Compared to other markets where it is likely tech products will be considerably less expensive in relative terms, Brexit will make the UK a challenging market to manage for brands. When John Lewis boss Andy Street states that although changes in Sterling won’t impact prices for this financial year, but that it may next year, it’s pretty much a certainty that it will happen. This is a move that many others retailers will follow in an acceptable, stealth-like manner.

It’s not just about the exchange rate affecting components either – as fuel costs increase, so does the cost of transportation, which in any event will impact pricing further. This could, in particular, affect retailers with an Omnichannel approach and online resellers which will look to recoup delivery charges. As such, the outlook for the channel and consumers is tough.

One thing is definite, the average price index for Tech and CE products will increase, creating a new challenge for sales and marketing teams. Maintaining market share, encouraging end users to refresh products in line with trends and not extending the product lifecycle delaying possible upgrades, will all be a priority.

With margins so tight and the fight for market share getting fierce, the focus on marketing teams to deliver clear strategies which explain these blanket increases and seek to assure end users that there will be no impact on build quality and more importantly innovation, is essential.

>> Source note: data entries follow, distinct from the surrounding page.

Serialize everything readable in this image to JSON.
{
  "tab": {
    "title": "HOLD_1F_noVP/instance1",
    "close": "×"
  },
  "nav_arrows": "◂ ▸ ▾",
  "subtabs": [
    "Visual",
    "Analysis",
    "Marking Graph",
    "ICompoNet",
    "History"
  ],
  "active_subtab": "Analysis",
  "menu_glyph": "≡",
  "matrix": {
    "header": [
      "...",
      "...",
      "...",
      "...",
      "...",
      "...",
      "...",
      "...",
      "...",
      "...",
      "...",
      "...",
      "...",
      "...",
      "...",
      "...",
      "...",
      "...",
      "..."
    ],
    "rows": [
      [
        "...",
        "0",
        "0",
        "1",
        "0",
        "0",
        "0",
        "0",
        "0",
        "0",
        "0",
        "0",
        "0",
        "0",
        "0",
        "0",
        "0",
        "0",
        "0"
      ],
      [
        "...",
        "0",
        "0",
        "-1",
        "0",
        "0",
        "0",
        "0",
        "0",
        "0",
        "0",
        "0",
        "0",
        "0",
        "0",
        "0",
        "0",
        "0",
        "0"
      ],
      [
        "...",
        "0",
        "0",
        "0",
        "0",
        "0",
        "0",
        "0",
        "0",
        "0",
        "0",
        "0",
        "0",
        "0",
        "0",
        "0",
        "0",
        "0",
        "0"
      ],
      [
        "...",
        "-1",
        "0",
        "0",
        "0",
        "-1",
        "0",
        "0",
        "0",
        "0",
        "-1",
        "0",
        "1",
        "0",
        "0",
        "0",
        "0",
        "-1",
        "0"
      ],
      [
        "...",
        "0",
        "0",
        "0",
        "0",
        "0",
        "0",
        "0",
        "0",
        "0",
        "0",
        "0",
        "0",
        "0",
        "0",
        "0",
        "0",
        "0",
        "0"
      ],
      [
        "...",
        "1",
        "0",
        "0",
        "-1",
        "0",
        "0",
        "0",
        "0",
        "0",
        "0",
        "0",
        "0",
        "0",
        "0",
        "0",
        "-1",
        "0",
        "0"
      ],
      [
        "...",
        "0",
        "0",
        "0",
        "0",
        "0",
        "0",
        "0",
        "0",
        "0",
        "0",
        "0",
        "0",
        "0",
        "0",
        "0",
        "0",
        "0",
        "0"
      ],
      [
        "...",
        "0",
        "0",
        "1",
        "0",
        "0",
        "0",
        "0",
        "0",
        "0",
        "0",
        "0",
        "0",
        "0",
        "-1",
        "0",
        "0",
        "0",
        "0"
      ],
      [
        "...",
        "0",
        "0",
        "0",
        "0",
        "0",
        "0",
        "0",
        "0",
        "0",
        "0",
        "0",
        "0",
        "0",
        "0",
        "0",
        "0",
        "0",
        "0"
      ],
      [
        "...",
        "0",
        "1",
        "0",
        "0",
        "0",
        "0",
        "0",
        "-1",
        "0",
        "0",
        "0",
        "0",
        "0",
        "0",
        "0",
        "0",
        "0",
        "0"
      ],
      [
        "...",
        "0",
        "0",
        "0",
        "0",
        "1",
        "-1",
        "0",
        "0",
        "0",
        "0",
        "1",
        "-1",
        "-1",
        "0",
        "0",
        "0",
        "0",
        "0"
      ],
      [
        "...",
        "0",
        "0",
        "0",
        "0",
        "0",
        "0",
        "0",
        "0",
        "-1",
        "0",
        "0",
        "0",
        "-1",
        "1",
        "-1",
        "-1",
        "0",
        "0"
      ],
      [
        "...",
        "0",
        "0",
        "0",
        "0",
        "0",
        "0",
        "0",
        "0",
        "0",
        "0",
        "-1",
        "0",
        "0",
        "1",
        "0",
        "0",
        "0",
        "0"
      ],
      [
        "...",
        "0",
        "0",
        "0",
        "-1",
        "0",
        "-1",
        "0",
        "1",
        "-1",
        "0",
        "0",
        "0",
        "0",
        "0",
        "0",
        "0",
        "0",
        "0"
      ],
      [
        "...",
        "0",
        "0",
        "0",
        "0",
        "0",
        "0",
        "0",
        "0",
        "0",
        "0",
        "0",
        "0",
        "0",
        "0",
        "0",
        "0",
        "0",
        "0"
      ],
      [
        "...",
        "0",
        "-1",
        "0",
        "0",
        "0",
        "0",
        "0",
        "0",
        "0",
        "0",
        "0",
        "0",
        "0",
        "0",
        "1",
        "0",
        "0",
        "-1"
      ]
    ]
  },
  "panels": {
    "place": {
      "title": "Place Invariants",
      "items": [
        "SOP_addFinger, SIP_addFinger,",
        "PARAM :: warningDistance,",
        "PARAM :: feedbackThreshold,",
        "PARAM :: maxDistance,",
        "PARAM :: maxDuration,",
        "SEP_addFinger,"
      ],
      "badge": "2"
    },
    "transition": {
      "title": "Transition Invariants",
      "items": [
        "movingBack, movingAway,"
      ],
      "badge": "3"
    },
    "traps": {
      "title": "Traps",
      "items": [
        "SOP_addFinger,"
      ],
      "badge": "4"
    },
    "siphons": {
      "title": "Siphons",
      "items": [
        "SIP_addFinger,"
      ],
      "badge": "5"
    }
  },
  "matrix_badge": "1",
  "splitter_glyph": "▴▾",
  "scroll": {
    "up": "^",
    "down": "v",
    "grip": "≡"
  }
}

It’s inevitable that when you ask consumers to pay more money for your products, the balancing act is meeting the expectations of end users demanding value for money from these same products and ultimately your brand.

Effective use of existing marketing budgets at the point of purchase could be the tool that bridges the price gap to maintain consumer confidence, profitability and market share.

About the author

Dan Todaro is MD of field marketing group Gekko.